1.2.- TEMPERATURAS MEDIAS ANUALES
En la distribución de las temperaturas medias tiene gran importancia el mar, la latitud y el relieve.
A.- EL MAR deja su huella en gran parte del territorio. La cornisa cantábrica disfruta de temperatura media elevada si la comparamos con el interior inmediato, o con zonas meridionales teóricamente más cálidas. También se benefician de la influencia marina, la Meseta sur, los valles del Ebro y del Guadalquivir y la costa Mediterránea. La Meseta norte queda aislada por los relieves que la circundan.

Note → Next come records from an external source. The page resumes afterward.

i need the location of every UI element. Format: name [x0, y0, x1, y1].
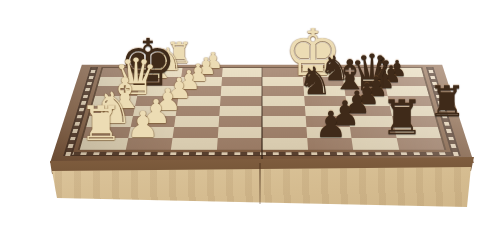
board-square	[396, 138, 444, 150]
board-square	[218, 116, 262, 127]
board-square	[92, 96, 137, 106]
board-square	[95, 86, 139, 96]
board-square	[304, 106, 348, 116]
board-square	[262, 96, 304, 106]
board-square	[219, 106, 262, 116]
board-square	[344, 86, 387, 96]
fold-seam-front-face	[259, 163, 261, 204]
board-square	[351, 138, 398, 150]
board-square	[98, 77, 141, 86]
board-square	[306, 127, 352, 138]
board-square	[305, 116, 350, 127]
board-square	[383, 77, 426, 86]
board-square	[220, 86, 262, 96]
board-square	[89, 106, 134, 116]
board-square	[181, 68, 222, 77]
board-square	[80, 138, 128, 150]
board-square	[177, 96, 220, 106]
board-square	[385, 86, 429, 96]
board-square	[389, 106, 434, 116]
board-square	[128, 127, 174, 138]
board-square	[262, 116, 306, 127]
board-square	[307, 138, 353, 150]
board-square	[220, 96, 262, 106]
board-square	[341, 68, 383, 77]
chess-set-photo: ♜♟♞♟♝♟♛♟♚♟♝♟♞♟♜♟♜♟♟♜♟♞♟♛♝♟♚♞♟♝♟♟	[0, 0, 500, 243]
board-square	[262, 86, 304, 96]
board-square	[217, 127, 262, 138]
board-square	[262, 138, 308, 150]
board-square	[171, 138, 217, 150]
board-square	[304, 96, 347, 106]
board-square	[141, 68, 183, 77]
board-square	[345, 96, 389, 106]
board-square	[392, 116, 438, 127]
board-square	[302, 77, 344, 86]
board-square	[348, 116, 393, 127]
board-square	[176, 106, 220, 116]
board-square	[381, 68, 423, 77]
board-square	[347, 106, 392, 116]
board-square	[130, 116, 175, 127]
board-square	[343, 77, 385, 86]
board-square	[262, 106, 305, 116]
board-square	[86, 116, 132, 127]
board-square	[262, 77, 303, 86]
board-square	[394, 127, 441, 138]
board-square	[135, 96, 179, 106]
board-square	[180, 77, 222, 86]
board-square	[139, 77, 181, 86]
board-square	[179, 86, 221, 96]
board-square	[83, 127, 130, 138]
chessboard	[50, 63, 474, 163]
board-square	[125, 138, 172, 150]
board-square	[303, 86, 345, 96]
board-square	[132, 106, 177, 116]
board-square	[173, 127, 219, 138]
board-square	[174, 116, 219, 127]
board-square	[101, 68, 143, 77]
fold-seam	[261, 67, 263, 163]
board-square	[262, 127, 307, 138]
board-square	[221, 77, 262, 86]
board-square	[302, 68, 343, 77]
board-square	[222, 68, 262, 77]
board-top-surface	[50, 65, 474, 163]
board-square	[350, 127, 396, 138]
board-square	[216, 138, 262, 150]
board-square	[262, 68, 302, 77]
board-square	[137, 86, 180, 96]
board-square	[387, 96, 432, 106]
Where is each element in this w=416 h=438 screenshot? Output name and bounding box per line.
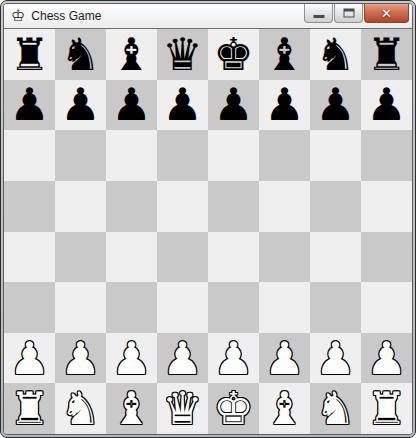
- chess-king-app-icon: ♔: [11, 8, 25, 24]
- white-knight[interactable]: ♞: [60, 386, 100, 431]
- square-g6[interactable]: [310, 130, 361, 181]
- square-d3[interactable]: [157, 282, 208, 333]
- white-bishop[interactable]: ♝: [264, 386, 304, 431]
- square-d2[interactable]: ♟: [157, 333, 208, 384]
- square-d1[interactable]: ♛: [157, 383, 208, 434]
- square-b2[interactable]: ♟: [55, 333, 106, 384]
- white-pawn[interactable]: ♟: [264, 336, 304, 381]
- white-pawn[interactable]: ♟: [60, 336, 100, 381]
- maximize-button[interactable]: [334, 4, 363, 23]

B.- LA LATITUD está relacionada con la inclinación de los rayos solares. La perpendicularidad de estos y la temperatura del medio , disminuyen o aumentan, respectivamente, en función del alejamiento o cercanía de la zona intertropical.
C.- EL RELIEVE. La temperatura desciende como media 0,5°C por cada 100 mts de altura, este fenómeno se denomina gradiente vertical de la temperatura.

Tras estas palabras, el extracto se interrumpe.